编码不适用于R中的searchTwitter

时间:2014-02-07 14:21:45

标签: r twitter

我对搜索某些twetts的编码有问题。以下是我的代码(验证后):

load("twitteR_credentials")
registerTwitterOAuth(twitCred)

download.file(url="http://curl.haxx.se/ca/cacert.pem", destfile="cacert.pem")


mach_tweets = searchTwitter("bradesco", n=10, lang="pt", cainfo="cacert.pem", encoding='utf-8')
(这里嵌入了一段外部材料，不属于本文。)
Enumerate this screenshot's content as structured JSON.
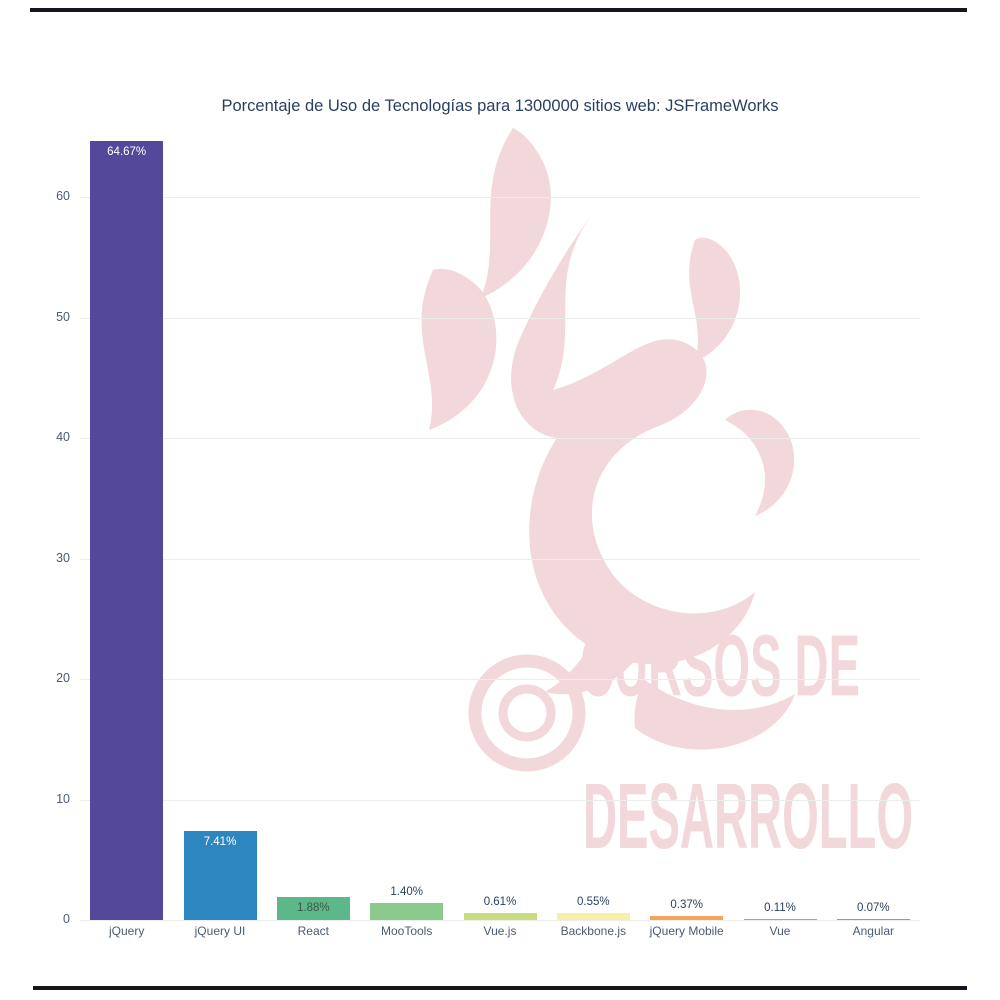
{
  "decor": {
    "top_line_color": "#15151f",
    "bottom_line_color": "#15151f"
  },
  "watermark": {
    "text_line1": "CURSOS DE",
    "text_line2": "DESARROLLO",
    "color": "#f2d8da"
  },
  "chart_data": {
    "type": "bar",
    "title": "Porcentaje de Uso de Tecnologías para 1300000 sitios web: JSFrameWorks",
    "categories": [
      "jQuery",
      "jQuery UI",
      "React",
      "MooTools",
      "Vue.js",
      "Backbone.js",
      "jQuery Mobile",
      "Vue",
      "Angular"
    ],
    "values": [
      64.67,
      7.41,
      1.88,
      1.4,
      0.61,
      0.55,
      0.37,
      0.11,
      0.07
    ],
    "labels": [
      "64.67%",
      "7.41%",
      "1.88%",
      "1.40%",
      "0.61%",
      "0.55%",
      "0.37%",
      "0.11%",
      "0.07%"
    ],
    "label_positions": [
      "inside",
      "inside",
      "inside",
      "outside",
      "outside",
      "outside",
      "outside",
      "outside",
      "outside"
    ],
    "label_colors": [
      "#ffffff",
      "#ffffff",
      "#3d564a",
      "#2a3f5f",
      "#2a3f5f",
      "#2a3f5f",
      "#2a3f5f",
      "#2a3f5f",
      "#2a3f5f"
    ],
    "bar_colors": [
      "#54489a",
      "#2e86c1",
      "#5cb888",
      "#8cc98c",
      "#c9db7f",
      "#f5f0a6",
      "#f5a45e",
      "#f28d60",
      "#f4765c"
    ],
    "xlabel": "",
    "ylabel": "",
    "yticks": [
      0,
      10,
      20,
      30,
      40,
      50,
      60
    ],
    "ylim": [
      0,
      65
    ],
    "grid": true,
    "legend": false
  }
}
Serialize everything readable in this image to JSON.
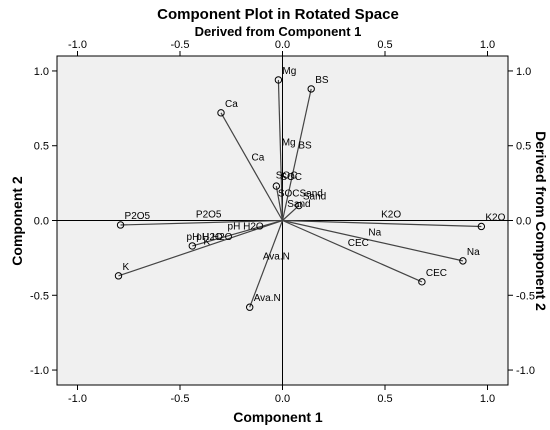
{
  "chart_data": {
    "type": "scatter",
    "title": "Component Plot in Rotated Space",
    "top_axis_label": "Derived from Component 1",
    "xlabel": "Component 1",
    "ylabel": "Component 2",
    "right_axis_label": "Derived from Component 2",
    "xlim": [
      -1.1,
      1.1
    ],
    "ylim": [
      -1.1,
      1.1
    ],
    "x_ticks": [
      -1.0,
      -0.5,
      0.0,
      0.5,
      1.0
    ],
    "y_ticks": [
      -1.0,
      -0.5,
      0.0,
      0.5,
      1.0
    ],
    "x_tick_labels": [
      "-1.0",
      "-0.5",
      "0.0",
      "0.5",
      "1.0"
    ],
    "y_tick_labels": [
      "-1.0",
      "-0.5",
      "0.0",
      "0.5",
      "1.0"
    ],
    "plot_background": "#f0f0f0",
    "grid": false,
    "points": [
      {
        "label": "Mg",
        "x": -0.02,
        "y": 0.94
      },
      {
        "label": "BS",
        "x": 0.14,
        "y": 0.88
      },
      {
        "label": "Ca",
        "x": -0.3,
        "y": 0.72
      },
      {
        "label": "SOC",
        "x": -0.03,
        "y": 0.23
      },
      {
        "label": "Sand",
        "x": 0.08,
        "y": 0.1
      },
      {
        "label": "K2O",
        "x": 0.97,
        "y": -0.04
      },
      {
        "label": "P2O5",
        "x": -0.79,
        "y": -0.03
      },
      {
        "label": "pH H2O",
        "x": -0.44,
        "y": -0.17
      },
      {
        "label": "Na",
        "x": 0.88,
        "y": -0.27
      },
      {
        "label": "CEC",
        "x": 0.68,
        "y": -0.41
      },
      {
        "label": "K",
        "x": -0.8,
        "y": -0.37
      },
      {
        "label": "Ava.N",
        "x": -0.16,
        "y": -0.58
      }
    ],
    "mid_labels": [
      {
        "label": "Mg",
        "x": 0.03,
        "y": 0.5
      },
      {
        "label": "BS",
        "x": 0.11,
        "y": 0.48
      },
      {
        "label": "Ca",
        "x": -0.12,
        "y": 0.4
      },
      {
        "label": "SOC",
        "x": 0.02,
        "y": 0.28
      },
      {
        "label": "SOC",
        "x": 0.03,
        "y": 0.16
      },
      {
        "label": "Sand",
        "x": 0.14,
        "y": 0.16
      },
      {
        "label": "Sand",
        "x": 0.08,
        "y": 0.09
      },
      {
        "label": "K2O",
        "x": 0.53,
        "y": 0.02
      },
      {
        "label": "P2O5",
        "x": -0.36,
        "y": 0.02
      },
      {
        "label": "pH H2O",
        "x": -0.18,
        "y": -0.06
      },
      {
        "label": "pH H2O",
        "x": -0.38,
        "y": -0.13
      },
      {
        "label": "K",
        "x": -0.37,
        "y": -0.16
      },
      {
        "label": "Na",
        "x": 0.45,
        "y": -0.1
      },
      {
        "label": "CEC",
        "x": 0.37,
        "y": -0.17
      },
      {
        "label": "Ava.N",
        "x": -0.03,
        "y": -0.26
      }
    ]
  }
}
mach_text = sapply(mach_tweets, function(x) x$getText())

当我打印march_text的内容时,我得到:

 [1] "Sexta meu amor, eu amo você! (@ Bradesco Promotora) http://t.co/evFs3BnvbV"                                                                       
 [2] "RT @LeiSecaFortal: “@luciadeboraa: @LeiSecaFortal acidente entre tópic 06 e um palio na Av. Antônio sales em frente ao bradesco.transito le…"
 [3] "RT @LeiSecaFortal: “@luciadeboraa: @LeiSecaFortal acidente entre tópic 06 e um palio na Av. Antônio sales em frente ao bradesco.transito le…"
 [4] "RT @DanielSoaresmh: I'm at Bradesco (Cajazeiras, PB) http://t.co/Zl3pgZ01ND"                                                                       
 [5] "RT @EquipeManuGTeen: Quem já comprou seu ingresso pro show da @manugavassi em SP, dia 6/4 no Teatro Bradesco?"                                    
 [6] "I'm at Bradesco (Vitória da Conquista, BA) http://t.co/wmWPnRsY7z"                                                                                
 [7] "RT @proconspoficial: Bradesco não pode bloquear ou cancelar cartão de crédito de inadimplente com o banco http://t.co/zjf27oAKkK"               
 [8] "ALÔ EMBU BUAÇU! \nA Estrela lojas e o banco Bradesco agora uniram-se para facilitar sua vida. EXATAMENTE! Evite... http://t.co/nUvYQ3J2o3"       
 [9] "SERVIÇOS: No @CidadeJardimRN temos caixas eletrônicos do Banco do Brasil, Banco 24h, Caixa Econômica, Bradesco, Santander, ITAÚ E HSBC."       
 [10] "RT @estelanaime: @Bradesco se encontrar um leitor de código de barras." 

有谁知道如何解决这个编码问题?

这里有一些信息:

 sessionInfo()

R版本3.0.2(2013-09-25) 平台:i386-w64-mingw32 / i386(32位)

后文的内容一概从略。